I remember GHW Bush as the VP who, somehow, miraculously, escaped the maws of the Iran-Contra racket. Only Dan Rather had the balls to confront him directly on that murky chapter of his history and was crucified for doing so by his chicken-hearted peers.

I remember Willie Horton.

I remember his nomination of Clarence Thomas to SCOTUS.

And who can forget that early incarnation of Sarah Palin when Poppy elevated Dan Quayle (or is it Quayl?) to VP?

And, of course, I remember 41’s theatrical and totally pointless invasion of Panama that accomplished nothing except killing about 600 Panamanians. And there was, last but not least, Operation Desert Storm and the massacre of the Iraqi Army to absolutely no lasting effect — except for the horrendous US betrayal of the Kurds and the Marsh Arabs who were butchered after being abandoned.

And, just as a kicker, it was Mikhail Gorbachev, not Reagan and/or Bush that ended the cold war. That was something handed to them.

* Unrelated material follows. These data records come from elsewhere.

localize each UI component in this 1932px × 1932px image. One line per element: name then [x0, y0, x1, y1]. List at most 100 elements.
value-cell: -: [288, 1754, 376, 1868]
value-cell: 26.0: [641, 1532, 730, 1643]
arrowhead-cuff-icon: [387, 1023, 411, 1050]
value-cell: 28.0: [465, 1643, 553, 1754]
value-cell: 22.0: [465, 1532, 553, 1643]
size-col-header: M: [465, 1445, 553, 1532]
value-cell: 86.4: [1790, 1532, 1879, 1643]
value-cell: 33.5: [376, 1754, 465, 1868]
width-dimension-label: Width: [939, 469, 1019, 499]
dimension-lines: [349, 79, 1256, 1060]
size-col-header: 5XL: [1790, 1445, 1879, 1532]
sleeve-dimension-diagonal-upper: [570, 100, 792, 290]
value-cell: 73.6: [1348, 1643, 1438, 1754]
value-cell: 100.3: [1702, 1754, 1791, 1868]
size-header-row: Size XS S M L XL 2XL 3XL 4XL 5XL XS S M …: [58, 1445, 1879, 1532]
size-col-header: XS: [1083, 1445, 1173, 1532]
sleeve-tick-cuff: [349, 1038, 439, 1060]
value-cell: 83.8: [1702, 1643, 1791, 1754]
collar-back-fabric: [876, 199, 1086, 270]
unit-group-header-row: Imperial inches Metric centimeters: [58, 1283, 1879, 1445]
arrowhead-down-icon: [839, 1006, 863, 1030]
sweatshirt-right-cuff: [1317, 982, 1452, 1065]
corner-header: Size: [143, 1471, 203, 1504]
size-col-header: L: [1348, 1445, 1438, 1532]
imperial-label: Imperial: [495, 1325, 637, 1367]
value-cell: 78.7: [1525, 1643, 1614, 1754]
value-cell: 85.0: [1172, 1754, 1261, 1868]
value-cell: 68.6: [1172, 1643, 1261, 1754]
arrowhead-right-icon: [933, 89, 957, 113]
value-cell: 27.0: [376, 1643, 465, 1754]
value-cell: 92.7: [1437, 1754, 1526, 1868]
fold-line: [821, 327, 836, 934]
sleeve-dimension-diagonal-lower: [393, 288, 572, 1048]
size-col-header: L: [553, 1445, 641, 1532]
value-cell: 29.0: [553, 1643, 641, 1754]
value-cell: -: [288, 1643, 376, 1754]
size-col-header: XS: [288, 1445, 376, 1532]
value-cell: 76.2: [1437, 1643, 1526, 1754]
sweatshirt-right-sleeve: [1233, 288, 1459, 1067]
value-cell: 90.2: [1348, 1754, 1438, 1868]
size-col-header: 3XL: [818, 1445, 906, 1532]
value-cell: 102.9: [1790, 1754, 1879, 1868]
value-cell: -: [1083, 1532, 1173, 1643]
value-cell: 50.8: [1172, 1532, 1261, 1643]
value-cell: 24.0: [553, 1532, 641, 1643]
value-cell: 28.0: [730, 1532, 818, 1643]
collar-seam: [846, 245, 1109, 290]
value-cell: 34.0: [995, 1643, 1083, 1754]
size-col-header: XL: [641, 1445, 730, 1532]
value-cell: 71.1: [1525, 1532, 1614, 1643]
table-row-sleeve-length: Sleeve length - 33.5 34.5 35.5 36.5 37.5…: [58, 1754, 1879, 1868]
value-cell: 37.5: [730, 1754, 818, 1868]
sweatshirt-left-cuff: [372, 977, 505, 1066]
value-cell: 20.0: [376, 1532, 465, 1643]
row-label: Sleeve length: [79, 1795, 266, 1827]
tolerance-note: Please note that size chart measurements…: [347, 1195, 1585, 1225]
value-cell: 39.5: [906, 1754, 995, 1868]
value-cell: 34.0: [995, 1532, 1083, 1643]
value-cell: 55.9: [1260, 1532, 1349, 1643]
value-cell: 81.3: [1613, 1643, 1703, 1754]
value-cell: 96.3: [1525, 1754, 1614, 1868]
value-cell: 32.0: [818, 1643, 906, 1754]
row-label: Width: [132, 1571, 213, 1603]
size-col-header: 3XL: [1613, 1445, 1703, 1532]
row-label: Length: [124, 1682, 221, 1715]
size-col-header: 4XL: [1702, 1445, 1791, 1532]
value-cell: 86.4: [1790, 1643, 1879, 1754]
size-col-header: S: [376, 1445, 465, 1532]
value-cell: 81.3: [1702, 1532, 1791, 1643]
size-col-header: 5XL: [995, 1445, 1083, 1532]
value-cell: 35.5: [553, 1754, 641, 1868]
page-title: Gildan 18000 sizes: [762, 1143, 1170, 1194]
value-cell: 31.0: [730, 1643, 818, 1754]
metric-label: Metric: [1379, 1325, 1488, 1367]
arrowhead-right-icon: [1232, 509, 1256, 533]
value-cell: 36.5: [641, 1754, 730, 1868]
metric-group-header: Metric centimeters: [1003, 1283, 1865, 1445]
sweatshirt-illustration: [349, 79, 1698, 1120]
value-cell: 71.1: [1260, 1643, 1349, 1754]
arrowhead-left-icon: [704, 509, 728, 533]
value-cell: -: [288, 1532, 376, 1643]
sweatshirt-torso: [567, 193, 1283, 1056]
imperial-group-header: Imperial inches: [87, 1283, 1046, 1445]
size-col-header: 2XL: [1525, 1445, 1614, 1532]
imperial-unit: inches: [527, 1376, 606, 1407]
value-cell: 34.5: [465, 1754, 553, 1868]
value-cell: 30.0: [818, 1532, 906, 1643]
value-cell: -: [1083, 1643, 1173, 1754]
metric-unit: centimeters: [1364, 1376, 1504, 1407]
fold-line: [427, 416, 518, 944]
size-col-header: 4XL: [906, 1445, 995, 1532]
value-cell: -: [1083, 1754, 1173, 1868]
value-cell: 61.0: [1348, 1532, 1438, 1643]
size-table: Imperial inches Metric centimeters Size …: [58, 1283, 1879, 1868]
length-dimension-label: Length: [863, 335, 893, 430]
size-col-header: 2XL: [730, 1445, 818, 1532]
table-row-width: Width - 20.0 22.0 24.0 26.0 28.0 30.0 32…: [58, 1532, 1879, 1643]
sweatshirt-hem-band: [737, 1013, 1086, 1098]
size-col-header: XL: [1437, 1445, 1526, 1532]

Yes, I remember George HW Bush failing in his 1992 re-election and winning only 38 percent of the vote — I think the worst showing in history by an incumbent president. I guess the American people hadn’t fully noticed his awesome job while in office.

But, I am sure, just like his son Dubya, the old man on a personal level was charming, humble and genteel. That’s what good breeding produces.